KARAWANG, West Java: The high tide was coming but fishermen in the remote village of Sedari, in the northern coast of Indonesia’s West Java province, had no plans of venturing out to sea.
“The fishes are either dead or have fled elsewhere,” Mr Rohadi, who like many Indonesians goes with one name, said while cleaning and fixing his net, smeared by the spill from an oil rig 2km offshore.
Mr Rohadi, who can haul in 1 million rupiah (US$70) worth of catch in a day, said the only fish his three-crew boat managed to catch since the oil spill was a dying snapper covered in thick, black, crude oil which no one would buy.
“My savings are depleting fast. I don’t know how long my family can survive with no income like this,” the father of three told CNA.
Indonesia’s state-owned oil company Pertamina which operates the troubled oil rig YYA-1, said a sudden release of gas on Jul 12 triggered the release of crude oil from its bored well.
Pertamina said it has deployed more than two dozen ships armed with 2km-long oil booms - floating barriers used to contain an oil spill. It has also deployed five giant octopus-like skimmers to suck up the oil.
In the meantime, until the leak is plugged, thousands of fishermen and local businesses are reeling from the environmental and economic impact.
READ: Indonesia seeks US$2b over Australia oil spill
Although no longer as bad as the first week after the spill, crude oil still makes its way to shore, travelling as far away as the Thousand Islands in Jakarta some 60km west of the rig and Cilamaya, 50km east.
The spill has polluted 45 sq km of water according to an assessment by activists from the Indonesian Forum for the Environment, affecting the livelihood of thousands of fishermen.
FOOD STALLS, RESTAURANTS SUFFER
In Sedari village, pollution has also affected food stalls and restaurants along the beach which are popular among local tourists.

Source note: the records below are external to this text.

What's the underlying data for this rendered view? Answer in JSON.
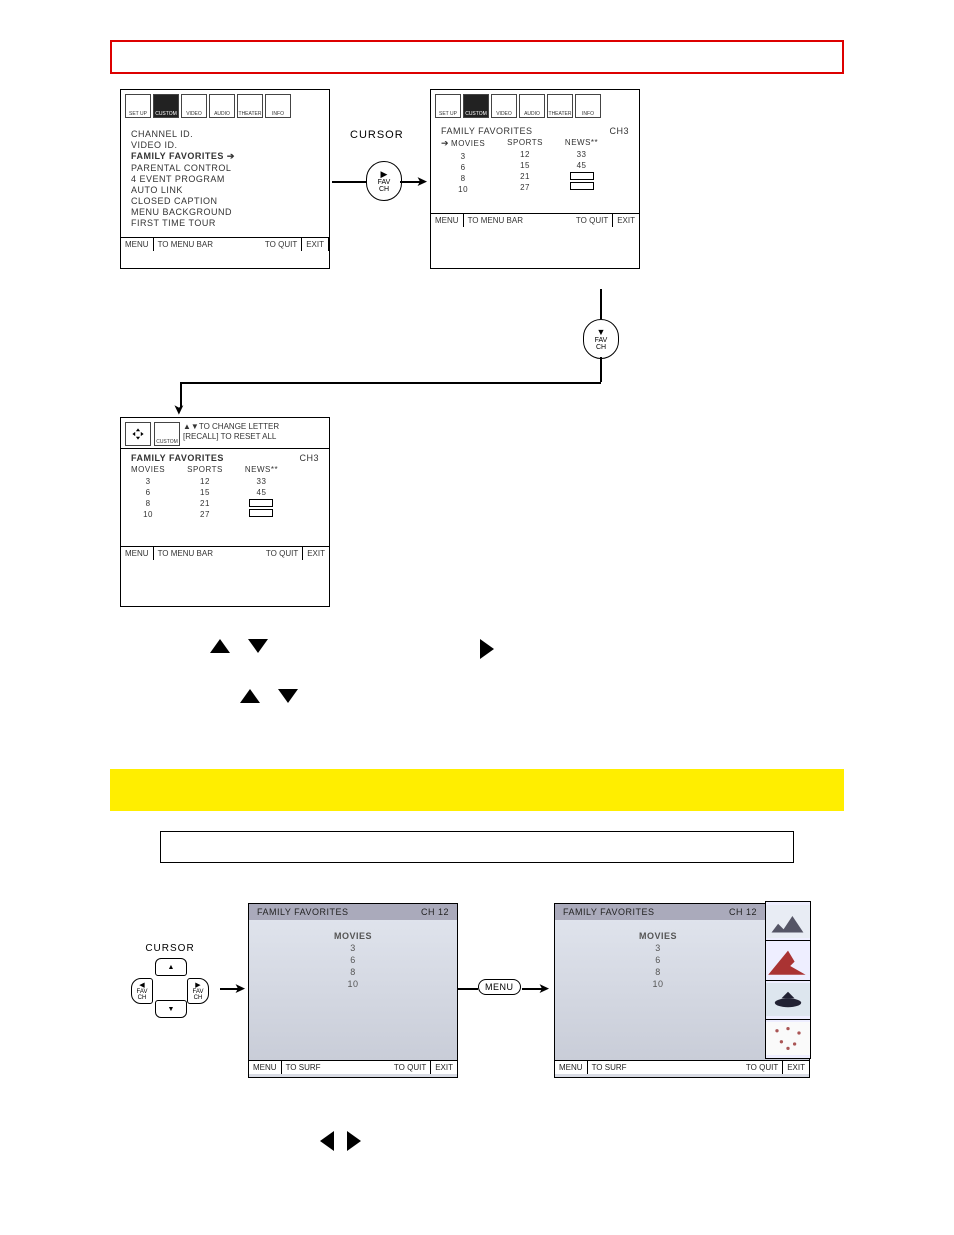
{
  "iconbar": {
    "labels": [
      "SET UP",
      "CUSTOM",
      "VIDEO",
      "AUDIO",
      "THEATER",
      "INFO"
    ]
  },
  "screen1": {
    "items": [
      "CHANNEL ID.",
      "VIDEO ID.",
      "FAMILY FAVORITES",
      "PARENTAL CONTROL",
      "4 EVENT PROGRAM",
      "AUTO LINK",
      "CLOSED CAPTION",
      "MENU BACKGROUND",
      "FIRST TIME TOUR"
    ],
    "selected_index": 2
  },
  "screen2": {
    "title": "FAMILY FAVORITES",
    "channel": "CH3",
    "columns": [
      "MOVIES",
      "SPORTS",
      "NEWS**"
    ],
    "rows": [
      [
        "3",
        "12",
        "33"
      ],
      [
        "6",
        "15",
        "45"
      ],
      [
        "8",
        "21",
        ""
      ],
      [
        "10",
        "27",
        ""
      ]
    ],
    "selected_col": 0
  },
  "screen3": {
    "hint1": "TO CHANGE LETTER",
    "hint2": "[RECALL] TO RESET ALL",
    "title": "FAMILY FAVORITES",
    "channel": "CH3",
    "columns": [
      "MOVIES",
      "SPORTS",
      "NEWS**"
    ],
    "rows": [
      [
        "3",
        "12",
        "33"
      ],
      [
        "6",
        "15",
        "45"
      ],
      [
        "8",
        "21",
        ""
      ],
      [
        "10",
        "27",
        ""
      ]
    ]
  },
  "footer": {
    "menu": "MENU",
    "to_menu_bar": "TO MENU BAR",
    "to_quit": "TO QUIT",
    "to_surf": "TO SURF",
    "exit": "EXIT"
  },
  "cursor_label": "CURSOR",
  "favch": {
    "fav": "FAV",
    "ch": "CH"
  },
  "surf1": {
    "title": "FAMILY FAVORITES",
    "channel": "CH 12",
    "heading": "MOVIES",
    "values": [
      "3",
      "6",
      "8",
      "10"
    ]
  },
  "surf2": {
    "title": "FAMILY FAVORITES",
    "channel": "CH 12",
    "heading": "MOVIES",
    "values": [
      "3",
      "6",
      "8",
      "10"
    ]
  },
  "menu_pill": "MENU"
}
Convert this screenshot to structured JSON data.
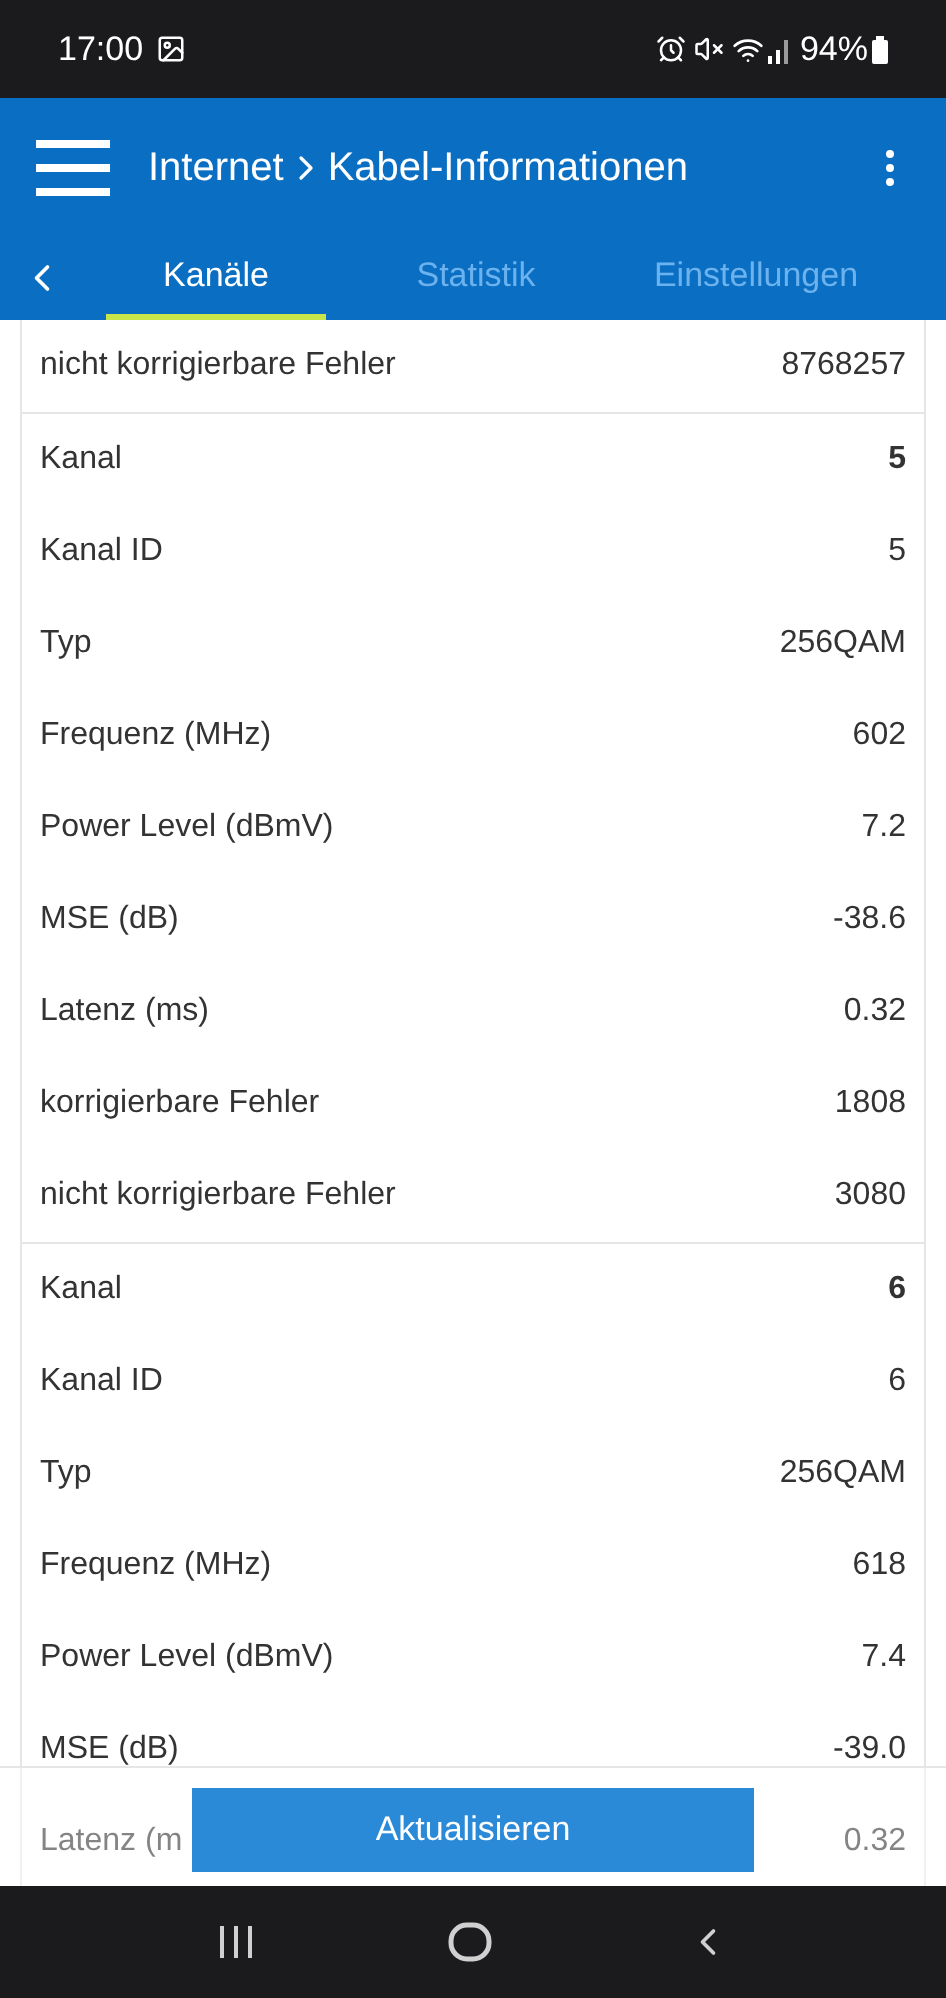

“People are afraid to come to the beach because of the oil spill. Before the incident, I usually make 400,000 rupiah on weekdays and 800,000 rupiah on weekends. Now, I’m lucky if I get 50,000 rupiah a day,” Ms Wariyi, a vendor, told CNA.
The situation was worse for seafood restaurants, with some shutting temporarily because customers were worried about consuming tainted produce.
Ms Titi Sumantri said the pollution has also affected consumer confidence towards freshwater fishes, seaweed and salt from farms around the coastal areas of Karawang.
“The oil spill didn’t touch my fish farm. But customers still wouldn’t buy my fish. People are scared. The only way is to sell them really really cheap,” Ms Sumantri said.
The situation is so dire that the only way to make money in Sedari and other worst hit villages like Cemara Jaya and Pasir Jaya was to join the team of workers cleaning the beaches affected by the oil spill.
Armed with shovels and plastic sacks, some 800 locals dressed in white protective clothing and gear have been collecting and transporting tons of polluted sand.
The sand is loaded onto trucks adorned with stickers indicating that they are toxic. The sand will then be safely disposed at waste treatment facilities across West Java.
“Pertamina is paying us 3,000 rupiah per sack,” one local, Wawan Darmawan told CNA as he waited along with at least a hundred others for his turn to load the six sacks of polluted sand he collected from a beach three kilometres away.
“Sedari is pretty much cleaned but the problem is the beaches which are still polluted are inaccessible by car, let alone by truck,” he said.
Mr Darmawan said he has to make three to four 10-minute round trips on his old motorcycle, just to earn 80,000 rupiah, a fraction of the 300,000 rupiah a day he makes as a boat crew.
“It’s better than no money at all,” he reasoned.
PERTAMINA CALLS FOR PATIENCE
How long will this situation last?
Pertamina’s corporate communications vice president Fajriyah Usman said it could take eight weeks before the leak is completely stopped.
“We are working to address the issue with our drilling platform. Until we fix the problem we will continue to keep the spill at bay with oil booms and skimmers to minimise the oil spill reaching the shore,” Ms Usman told CNA.
“We are working with a consultant from America with proven experience in handling oil spills like this. They are analysing ways to stop the source of the leak in a safe way considering that we are dealing with oil spills and gases. This is a high-risk operation.
“Which is why we are taking the time to make sure that we stop the leak in the most effective and safest way possible. It is not like fixing your plumbing work at home.”
READ: Oil spill cleanup fire kills 2 in Indonesia
The Pertamina executive said the company is preparing a compensation scheme for the affected communities.
“We are working with local people to clean the beaches. We are setting up health centres to check people’s conditions. We are assessing the damage done and will make sure that people are fairly compensated,” she said.
Coordinating Minister for Maritime Affairs Luhut Binsar Panjaitan told reporters that the government is making a separate assessment on the damages, to ensure that the compensation takes into account all direct and indirect damages to people’s health, the local economy as well as the environment.